The Homestead Act of 1862 kicked off the expansion of the American West. President Abraham Lincoln signed the law in to place, which provided western settlers 160 acres of land- for a small price and the agreement of living on the land for 5 continuous years before receiving ownership of the land. Hundreds of thousands of people moved west to take advantage of one of the largest stimulus programs that the US has ever provided.
As settlers and ranchers made their way out to the plains, they soon found that they needed a way to protect their land from encroaching neighbors. Traditional walls or fences were made from materials such as wood, stone, or brick. The plains did not provide enough resources for these fences to be feasible. Something new needed to be figured out if landowners were to protect their property and cattle owners were to contain their animals.
Before 1865, there were a few new fence ideas proposed, but it wasn’t until 1873 when four innovative men got together to improve fencing ideas. Joseph Glidden, a farmer, was the first to form an idea for a successful and sturdy barbed wire fence, names “The Wooden Strip With Metallic Points”- a wooden block with spiked wires, developed to prevent cows from leaning against the fence.
Another of the four, Jacob Haish, applied for a patent on his own type of wire, the S wire, which he called “The Winner”. Glidden was joined by Isaac L. Ellwood and the two founded The Barb Fence Company.
Barbed wire fence began to be promoted in Texas, but consumers were hesitant. They were concerned that the wire would hard their livestock. After some live demonstrations in San Antonio, barbed wire began to take off. Between 1873 and 1899, up to 150 companies at a single time were manufacturing barbed wire fence. The fence was praised and seen as a great option for the west as “it takes no room, exhausts no soil, shades no vegetation, is proof against high winds, makes no snowdrifts, and is both durable and cheap.”
The mass fencing off of lands began to start range wars between farmers and the open range ranchers. The US government settles these disputes primarily in favor of the farmers. Heavy penalties were put in place for cutting a barbed-wire fence. It became clear that the barbed wire fence could do the job of ranchers, and within 2 years, most of the open range was fenced in and under private ownership, resulting in the death of the American cowboy.
20th Century & Beyond
The barbed fence may have been efficient at discouraging cattle to escape, but it was not the best at keeping humans out. Razor wire began to be utilized to keep people off of private properties or keep them in areas like prisons.
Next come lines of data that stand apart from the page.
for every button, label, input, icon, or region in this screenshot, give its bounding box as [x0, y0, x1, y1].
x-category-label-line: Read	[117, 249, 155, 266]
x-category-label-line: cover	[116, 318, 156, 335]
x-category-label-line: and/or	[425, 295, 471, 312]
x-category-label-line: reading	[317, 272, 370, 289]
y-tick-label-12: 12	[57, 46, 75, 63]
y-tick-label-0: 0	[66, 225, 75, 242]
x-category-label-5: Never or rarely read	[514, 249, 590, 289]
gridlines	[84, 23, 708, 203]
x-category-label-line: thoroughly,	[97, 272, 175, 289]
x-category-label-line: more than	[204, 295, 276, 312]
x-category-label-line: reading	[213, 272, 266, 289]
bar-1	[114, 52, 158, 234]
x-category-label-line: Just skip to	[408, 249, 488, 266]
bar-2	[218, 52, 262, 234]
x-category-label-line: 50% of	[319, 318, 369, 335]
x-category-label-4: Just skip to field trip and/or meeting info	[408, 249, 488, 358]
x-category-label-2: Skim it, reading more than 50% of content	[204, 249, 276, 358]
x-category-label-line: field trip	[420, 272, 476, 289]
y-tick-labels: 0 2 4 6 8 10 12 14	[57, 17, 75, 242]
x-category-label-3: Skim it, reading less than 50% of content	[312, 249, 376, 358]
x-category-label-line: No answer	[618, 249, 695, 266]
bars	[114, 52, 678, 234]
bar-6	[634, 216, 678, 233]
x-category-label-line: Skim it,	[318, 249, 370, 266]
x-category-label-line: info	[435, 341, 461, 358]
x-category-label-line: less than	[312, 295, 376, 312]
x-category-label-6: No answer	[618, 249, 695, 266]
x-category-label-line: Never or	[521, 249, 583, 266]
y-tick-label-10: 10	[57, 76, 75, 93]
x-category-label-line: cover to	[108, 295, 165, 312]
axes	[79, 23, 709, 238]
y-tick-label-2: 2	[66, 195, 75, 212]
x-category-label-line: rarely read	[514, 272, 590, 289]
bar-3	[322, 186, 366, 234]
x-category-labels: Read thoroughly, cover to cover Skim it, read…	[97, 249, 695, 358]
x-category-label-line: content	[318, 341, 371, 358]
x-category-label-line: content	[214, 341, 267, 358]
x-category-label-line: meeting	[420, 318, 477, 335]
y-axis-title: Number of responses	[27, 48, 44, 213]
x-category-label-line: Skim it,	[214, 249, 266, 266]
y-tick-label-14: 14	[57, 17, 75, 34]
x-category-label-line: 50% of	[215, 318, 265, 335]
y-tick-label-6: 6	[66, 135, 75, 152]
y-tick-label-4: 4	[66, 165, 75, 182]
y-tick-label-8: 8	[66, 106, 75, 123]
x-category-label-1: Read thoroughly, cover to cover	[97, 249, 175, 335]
Barbed wire maintained its growth at the turn of the 20th century, and then was used heavily in World War I and World War II.
There has been a push to move away from using a barbed wire fence, as it has been found to cause many cases of wildlife entanglement. Livestock may also suffer severe injuries due to the barbs. In 2010, Norway banned the installation of new barbed wire fence when used to limit the migration of animals.